Please name the best-selling Greek f&b products in your market.
There have been several brands, recognized as Greek, that were positioned well in the market (indicatively Karelia tobaccos, Agrino, Chipita, Jotis, Amita etc) and managed to secure solid market shares.

Albeit neighboring country, it would be rather safe to say that Greeks know little about Albania and its economy…
That is true, so we might as well say a few words. Albania is an agriculture-based country with exceptional geographic location, outstanding landscapes, rich in culinary and gastronomy offerings. Combined with a great tradition for hospitality, Albania has great potential for agritourism development. Whilst the sector has only emerged over the last few years, fast growth is expected in the near to medium future. Untapped potential for agritourism development exists almost countrywide. The most promising regions in combining agriculture with touristic attractions are Korça, Berat, Gjirokastër, Vlora, Shkodër, Kukës and Dibër. The most common agritourism models are farm-to-table restaurants with some limited accommodation capacities.

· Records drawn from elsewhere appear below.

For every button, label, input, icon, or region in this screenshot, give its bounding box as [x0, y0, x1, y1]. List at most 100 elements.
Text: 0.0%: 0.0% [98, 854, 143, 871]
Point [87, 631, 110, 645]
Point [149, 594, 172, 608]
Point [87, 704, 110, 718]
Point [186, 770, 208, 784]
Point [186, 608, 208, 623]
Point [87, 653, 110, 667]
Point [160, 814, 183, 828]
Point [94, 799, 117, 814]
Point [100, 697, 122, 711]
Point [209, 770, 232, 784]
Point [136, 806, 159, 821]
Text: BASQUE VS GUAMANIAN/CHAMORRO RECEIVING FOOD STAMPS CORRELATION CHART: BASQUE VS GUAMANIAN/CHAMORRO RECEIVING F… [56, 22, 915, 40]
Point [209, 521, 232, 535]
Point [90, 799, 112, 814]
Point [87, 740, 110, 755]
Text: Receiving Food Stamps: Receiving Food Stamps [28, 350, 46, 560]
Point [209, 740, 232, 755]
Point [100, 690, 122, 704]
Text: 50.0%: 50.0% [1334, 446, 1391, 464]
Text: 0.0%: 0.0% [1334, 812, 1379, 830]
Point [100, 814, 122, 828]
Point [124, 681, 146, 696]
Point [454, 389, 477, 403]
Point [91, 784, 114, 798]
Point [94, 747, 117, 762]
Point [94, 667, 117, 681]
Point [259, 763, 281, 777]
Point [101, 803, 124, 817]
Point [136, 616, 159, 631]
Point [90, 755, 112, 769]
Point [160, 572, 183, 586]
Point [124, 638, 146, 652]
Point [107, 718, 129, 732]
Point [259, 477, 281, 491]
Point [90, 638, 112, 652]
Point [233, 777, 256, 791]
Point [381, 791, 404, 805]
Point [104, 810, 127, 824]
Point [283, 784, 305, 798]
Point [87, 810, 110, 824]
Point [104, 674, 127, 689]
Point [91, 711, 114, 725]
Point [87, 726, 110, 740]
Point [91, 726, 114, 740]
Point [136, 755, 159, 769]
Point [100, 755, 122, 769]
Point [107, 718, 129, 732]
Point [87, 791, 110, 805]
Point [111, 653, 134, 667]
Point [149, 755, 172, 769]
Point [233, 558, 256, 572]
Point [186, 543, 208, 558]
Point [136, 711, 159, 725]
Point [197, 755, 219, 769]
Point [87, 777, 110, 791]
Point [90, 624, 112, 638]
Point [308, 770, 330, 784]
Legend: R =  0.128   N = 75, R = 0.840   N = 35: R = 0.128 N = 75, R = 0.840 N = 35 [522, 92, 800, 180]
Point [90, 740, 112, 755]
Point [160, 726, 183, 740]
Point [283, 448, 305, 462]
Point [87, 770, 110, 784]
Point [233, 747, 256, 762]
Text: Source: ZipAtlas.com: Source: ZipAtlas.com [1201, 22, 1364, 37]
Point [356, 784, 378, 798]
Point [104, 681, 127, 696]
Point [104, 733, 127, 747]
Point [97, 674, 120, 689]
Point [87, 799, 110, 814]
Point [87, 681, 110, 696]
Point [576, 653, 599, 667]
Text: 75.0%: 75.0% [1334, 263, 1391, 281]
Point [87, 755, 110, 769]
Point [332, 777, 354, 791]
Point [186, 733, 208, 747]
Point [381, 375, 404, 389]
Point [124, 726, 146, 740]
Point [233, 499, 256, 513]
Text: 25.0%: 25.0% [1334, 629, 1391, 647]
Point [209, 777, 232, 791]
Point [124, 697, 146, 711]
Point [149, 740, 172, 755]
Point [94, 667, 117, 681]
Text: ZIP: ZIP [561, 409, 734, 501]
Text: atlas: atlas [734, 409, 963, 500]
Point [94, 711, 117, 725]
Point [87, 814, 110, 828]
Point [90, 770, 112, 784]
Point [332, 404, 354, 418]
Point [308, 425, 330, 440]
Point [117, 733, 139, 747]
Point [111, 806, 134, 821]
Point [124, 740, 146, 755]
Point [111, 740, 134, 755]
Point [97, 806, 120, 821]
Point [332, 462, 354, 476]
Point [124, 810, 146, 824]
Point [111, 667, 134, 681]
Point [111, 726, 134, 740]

Last, but not least, could you please share with us some more information on the agritourism sector in Albania?
Agritourism is defined as a high priority sector on the government agenda (10 million euros of investment in the last two years). Most central and local level strategies consider agritourism important for agriculture and rural diversification. Regarding public sector efforts to support agritourism, there seems to be no conflict in roles, only in coordination, establishing better information sharing among public institutions would bring vital benefits and more cohesive development results. Synergies between public institutions and donor projects with a focus on agritourism are also important in generating greater effects. A better formal definition of agritourism (best international practices) would speed up policy reforms and better integrate grant financing with sustainable development.
Furthermore, the sector is benefiting from fiscal incentives that include reduced VAT to 6 %, corporate income tax to 5% and exemption from the infrastructure tax on investment. These fiscal stimuli are expected to incentivize investments and expand the base of certified agritourism units. However, existing and new agritourism units must meet the criteria for certification in order to benefit from support schemes. There are several ongoing donor projects aiming to promote agritourism, including financial support. These projects are designed to holistically promote sustainable rural development, by creating additional revenues and employment for agritourism. Most national donor schemes, however, are focused on promoting the supply side, whilst little is done to create demand.